950x919 (disproportion, stretching it higher): 950x919

950x950: 950x950_2

950x713 (disproportion, squeezing it lower): 950x713_2

paolobenve commented 7 years ago

appearing and disappering of bottom thumbnails is due to responsivness

paolobenve commented 7 years ago

could you suggest me a simple way to reproduce the misbehaviour?

joachimtingvold commented 7 years ago

I pretty much explained it in detail in the above post, giving screenshots at each step?

joachimtingvold commented 7 years ago

This does not happen on "my" fork of PhotoFloat (I haven't switched to this yet, but I plan to), and it does not happen in your "master" branch, so this seems to be caused by the new logic in the "more_thumb_sizes" branch.

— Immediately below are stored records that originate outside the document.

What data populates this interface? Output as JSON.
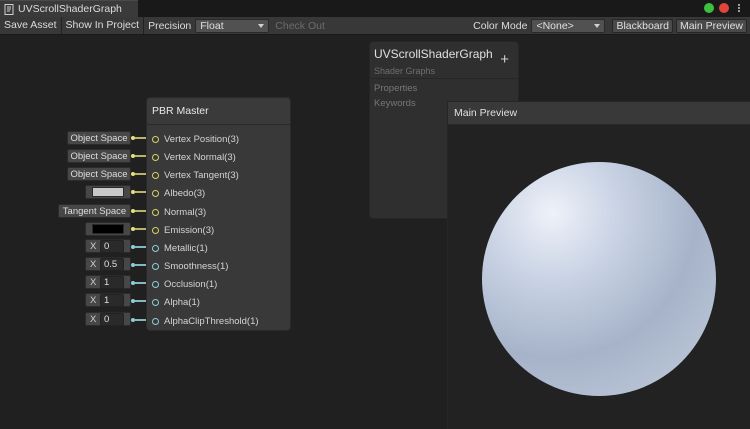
{
  "window": {
    "tab_title": "UVScrollShaderGraph",
    "tab_icon": "shadergraph-icon"
  },
  "toolbar": {
    "save_asset": "Save Asset",
    "show_in_project": "Show In Project",
    "precision_label": "Precision",
    "precision_value": "Float",
    "check_out": "Check Out",
    "color_mode_label": "Color Mode",
    "color_mode_value": "<None>",
    "blackboard": "Blackboard",
    "main_preview": "Main Preview"
  },
  "pbr_master": {
    "title": "PBR Master",
    "ports": [
      {
        "label": "Vertex Position(3)",
        "type": "vector"
      },
      {
        "label": "Vertex Normal(3)",
        "type": "vector"
      },
      {
        "label": "Vertex Tangent(3)",
        "type": "vector"
      },
      {
        "label": "Albedo(3)",
        "type": "vector"
      },
      {
        "label": "Normal(3)",
        "type": "vector"
      },
      {
        "label": "Emission(3)",
        "type": "vector"
      },
      {
        "label": "Metallic(1)",
        "type": "float"
      },
      {
        "label": "Smoothness(1)",
        "type": "float"
      },
      {
        "label": "Occlusion(1)",
        "type": "float"
      },
      {
        "label": "Alpha(1)",
        "type": "float"
      },
      {
        "label": "AlphaClipThreshold(1)",
        "type": "float"
      }
    ]
  },
  "inputs": {
    "vertex_position": "Object Space",
    "vertex_normal": "Object Space",
    "vertex_tangent": "Object Space",
    "albedo_color": "#c8c8c8",
    "normal": "Tangent Space",
    "emission_color": "#000000",
    "x_label": "X",
    "metallic": "0",
    "smoothness": "0.5",
    "occlusion": "1",
    "alpha": "1",
    "alpha_clip": "0"
  },
  "blackboard": {
    "title": "UVScrollShaderGraph",
    "subtitle": "Shader Graphs",
    "properties": "Properties",
    "keywords": "Keywords"
  },
  "main_preview": {
    "title": "Main Preview"
  },
  "colors": {
    "vector_port": "#d6d265",
    "float_port": "#8ccfd8",
    "sphere_light": "#dfe6f2",
    "sphere_dark": "#8a98b0"
  }
}
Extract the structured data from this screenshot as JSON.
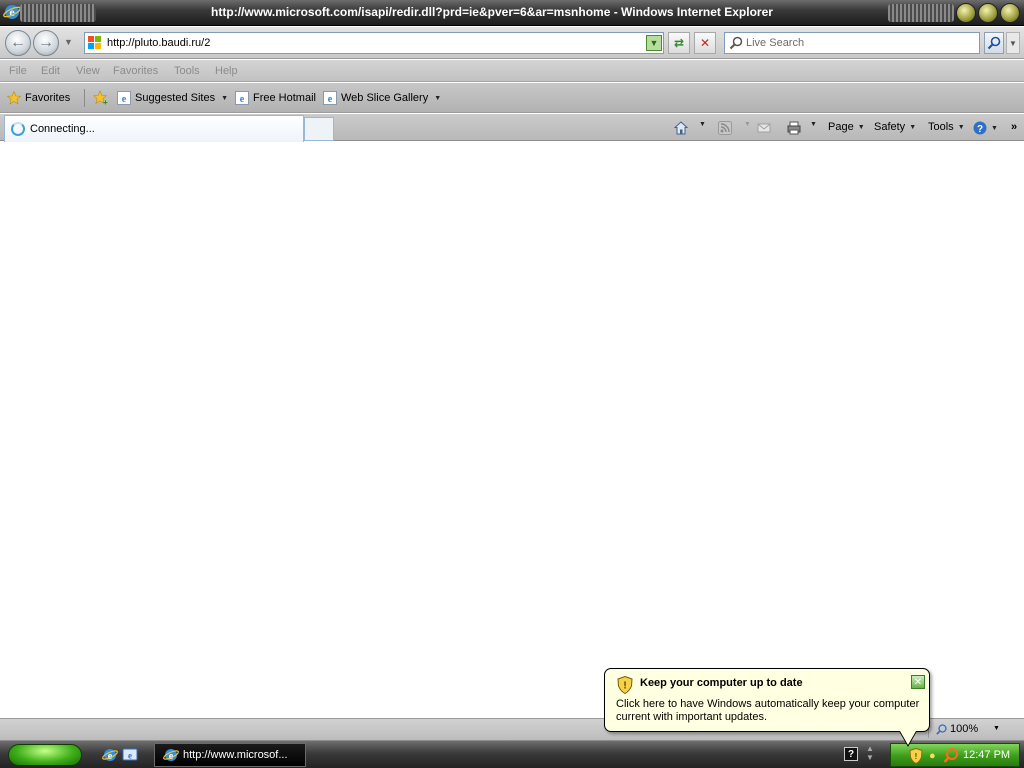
{
  "window": {
    "title": "http://www.microsoft.com/isapi/redir.dll?prd=ie&pver=6&ar=msnhome - Windows Internet Explorer"
  },
  "navbar": {
    "address_value": "http://pluto.baudi.ru/2",
    "search_placeholder": "Live Search"
  },
  "menubar": {
    "items": [
      {
        "label": "File"
      },
      {
        "label": "Edit"
      },
      {
        "label": "View"
      },
      {
        "label": "Favorites"
      },
      {
        "label": "Tools"
      },
      {
        "label": "Help"
      }
    ]
  },
  "favorites_bar": {
    "favorites_label": "Favorites",
    "items": [
      {
        "label": "Suggested Sites"
      },
      {
        "label": "Free Hotmail"
      },
      {
        "label": "Web Slice Gallery"
      }
    ]
  },
  "tab": {
    "label": "Connecting..."
  },
  "command_bar": {
    "page": "Page",
    "safety": "Safety",
    "tools": "Tools",
    "more": "»"
  },
  "status_bar": {
    "zoom": "100%"
  },
  "taskbar": {
    "task_label": "http://www.microsof...",
    "clock": "12:47 PM",
    "help_glyph": "?"
  },
  "balloon": {
    "title": "Keep your computer up to date",
    "body": "Click here to have Windows automatically keep your computer current with important updates."
  },
  "colors": {
    "taskbar_tray": "#3b9d1a",
    "balloon_bg": "#ffffe1",
    "start_button": "#3fb01a"
  },
  "icons": [
    "ie-icon",
    "back-icon",
    "forward-icon",
    "refresh-icon",
    "stop-icon",
    "search-icon",
    "star-icon",
    "home-icon",
    "feed-icon",
    "mail-icon",
    "print-icon",
    "help-icon",
    "shield-icon",
    "close-icon"
  ]
}
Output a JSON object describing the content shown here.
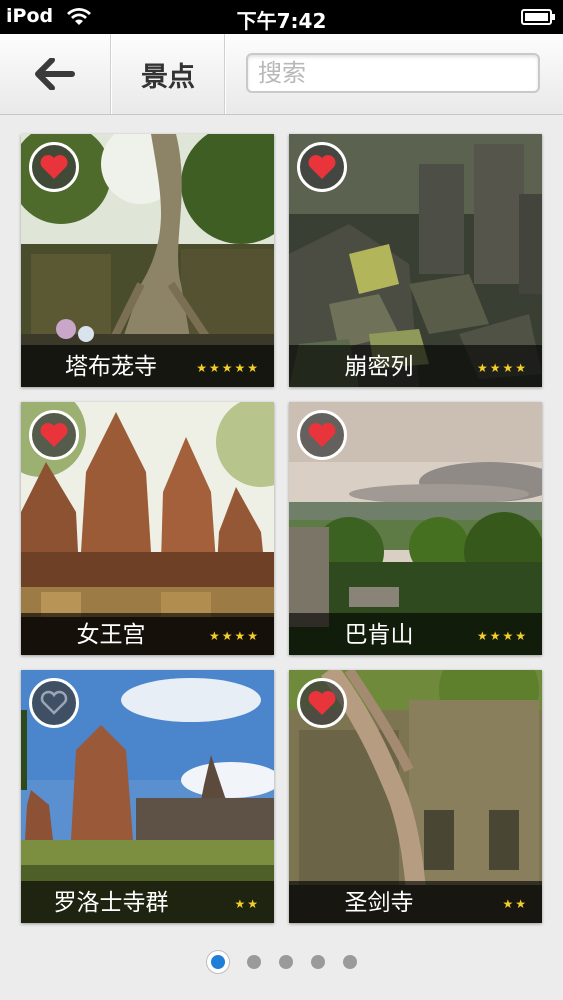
{
  "status_bar": {
    "carrier": "iPod",
    "time": "下午7:42"
  },
  "nav": {
    "title": "景点",
    "search_placeholder": "搜索",
    "back_icon": "back-arrow-icon"
  },
  "attractions": [
    {
      "name": "塔布茏寺",
      "stars": "★★★★★",
      "rating": 5,
      "favorited": true
    },
    {
      "name": "崩密列",
      "stars": "★★★★",
      "rating": 4,
      "favorited": true
    },
    {
      "name": "女王宫",
      "stars": "★★★★",
      "rating": 4,
      "favorited": true
    },
    {
      "name": "巴肯山",
      "stars": "★★★★",
      "rating": 4,
      "favorited": true
    },
    {
      "name": "罗洛士寺群",
      "stars": "★★",
      "rating": 2,
      "favorited": false
    },
    {
      "name": "圣剑寺",
      "stars": "★★",
      "rating": 2,
      "favorited": true
    }
  ],
  "pager": {
    "count": 5,
    "active": 0
  },
  "colors": {
    "heart": "#e8343a",
    "star": "#f4cf2a",
    "page_active": "#1f7fd8"
  }
}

The simplest way to explain the issue; make the size of your web browser 950x600. Navigate to a landscape image. Refresh (making sure to clear cache). Then drag/change the height of the window only (by dragging on the bottom side), and drag it down so it becomes higher. Watch the proportions of the image after the thumbnail-row on the bottom appears.

paolobenve commented 7 years ago

I think it's solved now, check it

joachimtingvold commented 7 years ago

I can confirm that this is solved, at least for the test I did.